Lady Ligonier's answer came to hand in Brussels. Written in bad French, it answered Alfieri's tragic grandiloquence with a cold civility, which shows how deeply his magnanimous compassion had wounded a woman who felt herself to be no more really corrupt than he.
"Monsieur," so runs the letter, "you could not doubt that the expression of your remembrance of me, and of the interest which you kindly take in my lot, would be duly appreciated and received gratefully by me; the more especially as I cannot consider you as the cause of my unhappiness, since I am not unhappy, although the uprightness of your soul makes you fear that I am. You were, on the contrary, the agent of my liberation from a world for which I was in no way suited, and which I have not for a moment regretted…. I am in the enjoyment of perfect health, increased by liberty and peace of mind. I seek the society only of simple and virtuous persons without pretensions either to particular genius or to particular learning; and besides such society I entertain myself with books, drawing, music, &c. But what constitutes the basis of real happiness and satisfaction is the friendship and unalterable love of a brother whom I have always loved more than the whole world, and who possesses the best of hearts." "I hear," goes on Lady Ligonier, after a few compliments on Alfieri's literary fame, "that you are attached to the Princess with whom you are travelling, whose amiable and clever physiognomy seems indeed formed for the happiness of a soul as sensitive and delicate as yours.
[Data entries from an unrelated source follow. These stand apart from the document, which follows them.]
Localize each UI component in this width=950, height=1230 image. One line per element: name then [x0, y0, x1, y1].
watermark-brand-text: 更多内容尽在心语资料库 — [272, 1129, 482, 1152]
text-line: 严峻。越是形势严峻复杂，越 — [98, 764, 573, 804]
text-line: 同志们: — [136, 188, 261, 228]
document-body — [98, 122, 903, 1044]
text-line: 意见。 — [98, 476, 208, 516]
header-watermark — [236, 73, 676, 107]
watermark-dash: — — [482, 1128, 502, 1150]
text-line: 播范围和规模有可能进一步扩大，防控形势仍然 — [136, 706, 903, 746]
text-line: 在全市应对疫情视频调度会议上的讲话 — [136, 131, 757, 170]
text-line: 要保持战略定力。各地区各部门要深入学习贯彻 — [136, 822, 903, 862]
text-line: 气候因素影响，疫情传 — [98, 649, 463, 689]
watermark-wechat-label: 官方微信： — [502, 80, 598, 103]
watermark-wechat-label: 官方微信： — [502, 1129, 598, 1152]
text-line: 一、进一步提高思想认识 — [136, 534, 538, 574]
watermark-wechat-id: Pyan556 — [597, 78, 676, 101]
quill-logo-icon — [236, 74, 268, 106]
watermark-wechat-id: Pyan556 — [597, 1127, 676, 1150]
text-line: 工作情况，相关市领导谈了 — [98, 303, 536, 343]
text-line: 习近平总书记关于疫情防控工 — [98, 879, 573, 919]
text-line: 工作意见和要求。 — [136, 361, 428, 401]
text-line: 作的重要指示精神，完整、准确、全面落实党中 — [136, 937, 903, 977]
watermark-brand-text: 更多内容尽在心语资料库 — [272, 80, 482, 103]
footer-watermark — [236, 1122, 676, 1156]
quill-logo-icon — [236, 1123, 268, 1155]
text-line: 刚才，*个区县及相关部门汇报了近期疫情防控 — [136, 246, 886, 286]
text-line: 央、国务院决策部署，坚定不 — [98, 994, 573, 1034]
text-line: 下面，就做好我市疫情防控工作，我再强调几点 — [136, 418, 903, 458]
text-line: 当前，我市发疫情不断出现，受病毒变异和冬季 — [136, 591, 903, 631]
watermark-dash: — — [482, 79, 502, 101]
I am also told that she is afraid of you: I recognise you there. Without wishing, or perhaps even knowing it, you have an irresistible ascendancy over all who are attached to you."
Was it this disrespectful hint concerning what he wished the world to consider as his ideal love for Mme. d'Albany, or was it Lady Ligonier's determination to let him know that desertion by him had made her neither more disreputable nor more unhappy than before, I cannot tell; but certain it is that something in this letter appears to have put Alfieri, who had not objected to Mme. d'Albany's mean behaviour towards George III., into a condition of ruffled virtue and dignity.
"I copy this letter," he writes in his memoirs, "in order to give an idea of this woman's eccentric and obstinately evilly-inclined character."
Did it never occur to Alfieri that his own character, whose faults during youth he so keenly appreciated, was not improving with years?
CHAPTER XVI.
THE MISOGALLO.
Alfieri and Madame d'Albany were scarcely back in Paris, and settled in a new house, when the disorders in Paris and the movements of the Imperial troops on the frontier began to make the situation of foreigners difficult and dangerous. The storming of the Tuileries, the great slaughter of the 10th August 1792, admonished them to sacrifice everything to their safety. With considerable difficulty a passport for the Countess had been obtained from the Swedish Minister, one for Alfieri from the Venetian Resident (almost the only diplomatic representatives, says Alfieri, who still remained to that ghost of a king), and a passport for each of them and for each of their servants from their communal section. Departure was fixed for the 20th August, but Alfieri's black presentiments hastened it to the 18th. Arrived at the Barrière Blanche, on the road to Calais, passports were examined by two or three soldiers of the National Guard, and the gates were on the point of being opened to let the two heavily-loaded carriages pass, when suddenly, from out of a neighbouring pot-house, rushed some twenty-five or thirty ruffians, ragged, drunken, and furious. They surrounded the carriages, yelling that all the rich were running away and leaving them to starve without work; and a crowd rapidly formed round them and the National Guards, who wanted the travellers to be permitted to pass on. Alfieri jumps out of the carriage, brandishing his seven passports, and throws himself, a long, lean, red-haired man, fiercely gesticulating and yelling at the top of his voice, among the crowd, forcing this man and that to read the passports, crying frantically, "Look! Listen! Name Alfieri. Italian and not French! Tall, thin, pale, red-haired; that is I; look at me. I have my passport! We have our passports all in order from the proper authorities! We want to pass; and, by God! we will pass!"
After half an hour of this altercation, with voices issuing from the crowd, "Burn the carriages!" "Throw stones at them!" "They are running away, they are noble and rich; take them to the Hotel de Ville to be judged!" at last Alfieri's vociferations and gesticulations wearied even the Paris mob, the crowd became quieter, the National Guards gave the sign for departure, and Alfieri, jumping into the carriage where Mme. d'Albany was sitting more dead than alive, shouted to the postillions to gallop off.